Künstler Detlef Bach Was ist TOP an Wuppertal?

Wuppertal · Mein allergrößter Alptraum war bis dato, dass jemand mich fragen würde: „Sagen Sie mal, Herr Bach, was finden Sie TOP an Wuppertal?“

Der Wuppertaler Künstler Detlef Bach in seinem Atelier.

Foto: Bach

Schon im Traum lag ich fiebrig da, denn ich wusste, dass eine Glorifizierung unserer Wupperstadt genauso blöde wäre, wie eine ironisch, intellektuelle Koketterie mit den Mängeln und Schwächen Wuppertals. Frei nach dem Motto: Tja, ich weiß auch nicht, wie ich hierher gekommen bin.“

In meinem Atelier habe ich einmal zu meinem Besuch gesagt, dass es für mich absolut abscheuliche Ecken in unserer Stadt gäbe. Da bekam ich aber was zu hören! Wie ich denn so etwas sagen könne? „Nun“, erwiderte ich, „ich bemängele doch in einem Café auch den Cappuccino, wenn die Milch schlecht geworden ist.“ Ich glaube übrigens nicht daran, dass es tatsächlich 800 Künstlerinnen und Künstler in unserer Stadt gibt. Mein Zeichenlehrer brachte mir einst bei, dass es 800 Künstlerinnen und Künstler vielleicht weltweit gibt. Dass die alle in Wuppertal wohnen, ist sehr unwahrscheinlich.

Um diese Aussage auszuhebeln, baut sich schnell das Argument vor mir auf, dass es in Wuppertal doch eine so ungeheuer lebendige Kunstszene gäbe. Was soll ich denn darauf antworten? Das ist absolut super! Denn eine unlebendige Kunstszene ist es, die uns droht, wenn sich unsere ganze Gesellschaft so weiterentwickelt, wie sie sich scheint‘s entwickelt. Wer nur noch mit dem eigenen Überleben beschäftigt ist, mit Bausparverträgen, Aktien, Renditen und Lebensversicherungen, aber nicht mit den Grundlagen irgendeiner Kunst, der kann nie wirklich frei sein, nie wirklich autonom werden.

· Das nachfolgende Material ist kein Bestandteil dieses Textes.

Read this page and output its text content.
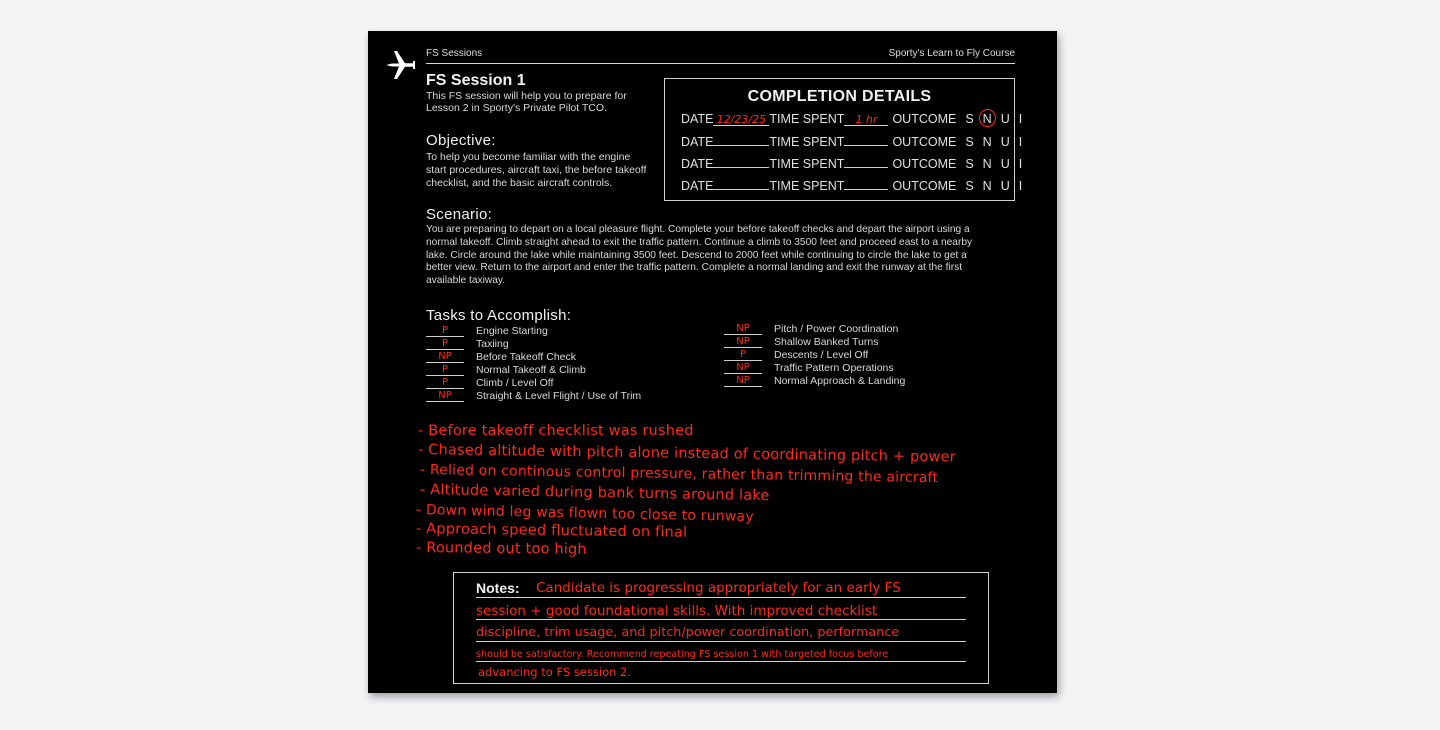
FS Sessions	Sporty's Learn to Fly Course
FS Session 1
This FS session will help you to prepare for
Lesson 2 in Sporty's Private Pilot TCO.
Objective:
To help you become familiar with the engine
start procedures, aircraft taxi, the before takeoff
checklist, and the basic aircraft controls.
COMPLETION DETAILS
DATE 12/23/25 TIME SPENT	1 hr	OUTCOME S N U I
DATE	TIME SPENT	OUTCOME S N U I
DATE	TIME SPENT	OUTCOME S N U I
DATE	TIME SPENT	OUTCOME S N U I
Scenario:
You are preparing to depart on a local pleasure flight. Complete your before takeoff checks and depart the airport using a
normal takeoff. Climb straight ahead to exit the traffic pattern. Continue a climb to 3500 feet and proceed east to a nearby
lake. Circle around the lake while maintaining 3500 feet. Descend to 2000 feet while continuing to circle the lake to get a
better view. Return to the airport and enter the traffic pattern. Complete a normal landing and exit the runway at the first
available taxiway.
Tasks to Accomplish:
P	Engine Starting
P	Taxiing
NP	Before Takeoff Check
P	Normal Takeoff & Climb
P	Climb / Level Off
NP	Straight & Level Flight / Use of Trim
NP	Pitch / Power Coordination
NP	Shallow Banked Turns
P	Descents / Level Off
NP	Traffic Pattern Operations
NP	Normal Approach & Landing
- Before takeoff checklist was rushed
- Chased altitude with pitch alone instead of coordinating pitch + power
- Relied on continous control pressure, rather than trimming the aircraft
- Altitude varied during bank turns around lake
- Down wind leg was flown too close to runway
- Approach speed fluctuated on final
- Rounded out too high
Notes: Candidate is progressing appropriately for an early FS
session + good foundational skills. With improved checklist
discipline, trim usage, and pitch/power coordination, performance
should be satisfactory. Recommend repeating FS session 1 with targeted focus before
advancing to FS session 2.
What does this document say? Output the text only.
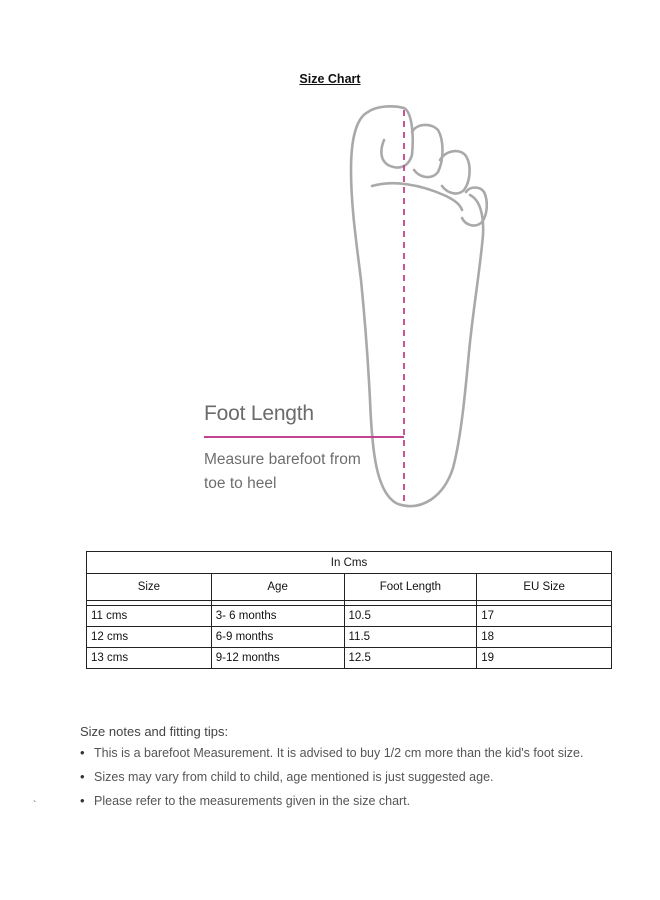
Size Chart
Foot Length
Measure barefoot from
toe to heel
In Cms			
Size	Age	Foot Length	EU Size

11 cms	3- 6 months	10.5	17
12 cms	6-9 months	11.5	18
13 cms	9-12 months	12.5	19
Size notes and fitting tips:
• This is a barefoot Measurement. It is advised to buy 1/2 cm more than the kid's foot size.
• Sizes may vary from child to child, age mentioned is just suggested age.
• Please refer to the measurements given in the size chart.
`
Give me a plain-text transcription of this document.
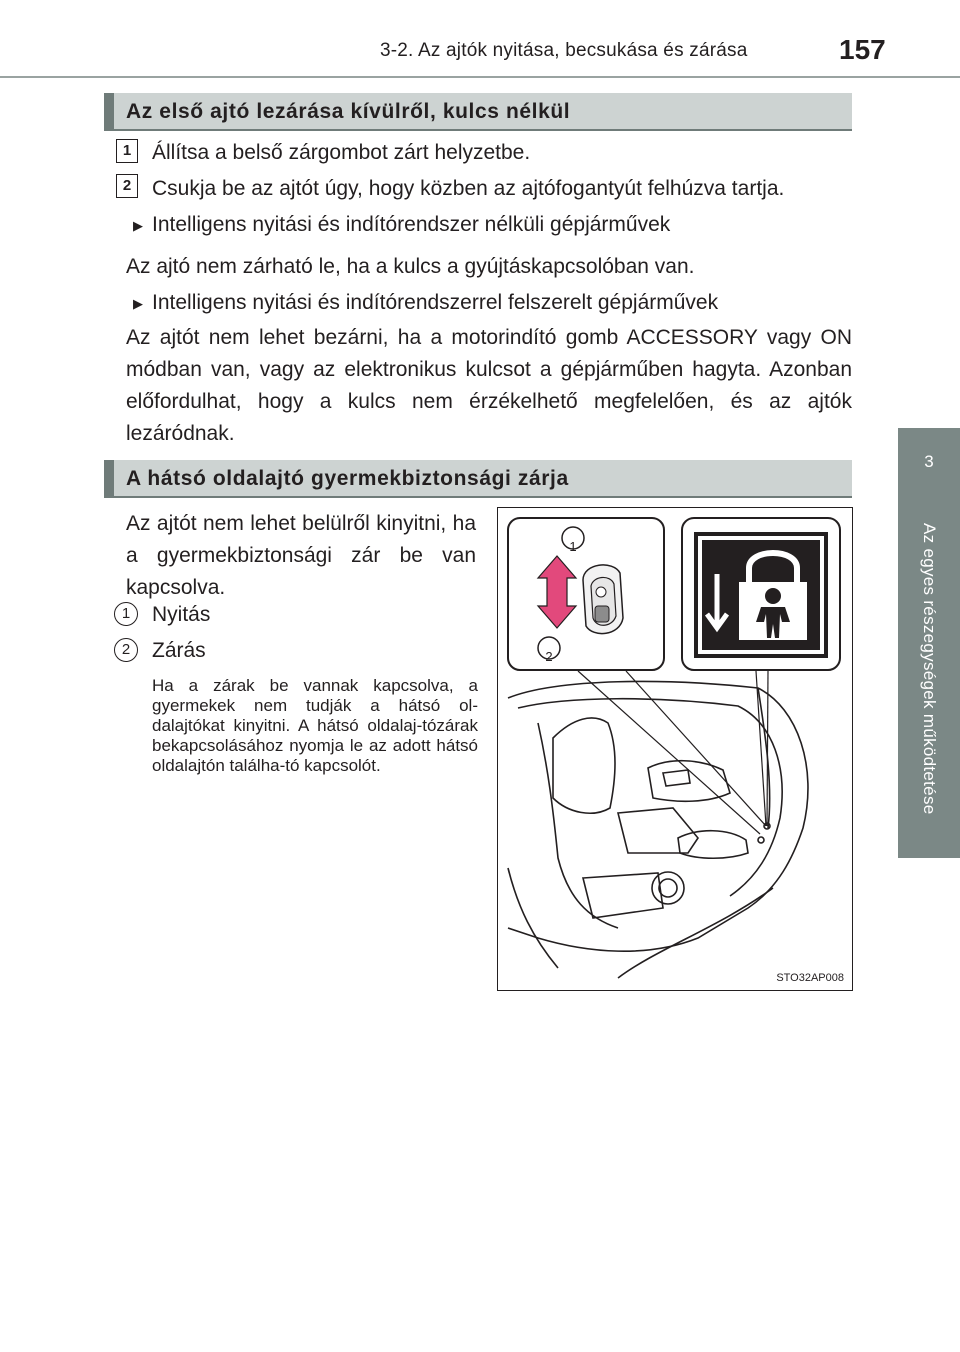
3-2. Az ajtók nyitása, becsukása és zárása	157
3
Az egyes részegységek működtetése
Az első ajtó lezárása kívülről, kulcs nélkül
1 Állítsa a belső zárgombot zárt helyzetbe.
2 Csukja be az ajtót úgy, hogy közben az ajtófogantyút felhúzva tartja.
▶ Intelligens nyitási és indítórendszer nélküli gépjárművek
Az ajtó nem zárható le, ha a kulcs a gyújtáskapcsolóban van.
▶ Intelligens nyitási és indítórendszerrel felszerelt gépjárművek
Az ajtót nem lehet bezárni, ha a motorindító gomb ACCESSORY vagy ON módban van, vagy az elektronikus kulcsot a gépjárműben hagyta. Azonban előfordulhat, hogy a kulcs nem érzékelhető megfelelően, és az ajtók lezáródnak.
A hátsó oldalajtó gyermekbiztonsági zárja
Az ajtót nem lehet belülről kinyitni, ha a gyermekbiztonsági zár be van kapcsolva.
1	Nyitás
2	Zárás
Ha a zárak be vannak kapcsolva, a gyermekek nem tudják a hátsó ol-dalajtókat kinyitni. A hátsó oldalaj-tózárak bekapcsolásához nyomja le az adott hátsó oldalajtón találha-tó kapcsolót.
1
2
STO32AP008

Zur Autonomie gehört übrigens auch, sich nicht vor eine politische Agenda spannen oder mir als Künstler etwa von Kuratoren oder Kuratorinnen vorschreiben zu lassen, nach welchen Kriterien ich meine Kunst heute noch machen darf, soll oder muss.

Wissen Sie, was TOP ist? „Ich bin am Ziel meines Herzens angelangt“: So beschrieb es Else Lasker-Schüler und fügte dann hinzu: „… aber meine Schultern heben sich, hochmütige Kuppeln.“ Übersetzt heißt das: Ich lebe unglaublich gerne in Wuppertal. Aber ich hebe ab und an die Schultern oder zucke mit den Augenbrauen, verziehe gar das ganze Gesicht, wenn mir hier etwas missfällt. Das hat Wuppertal verdient, denn ich nehme diese Stadt tatsächlich ernst.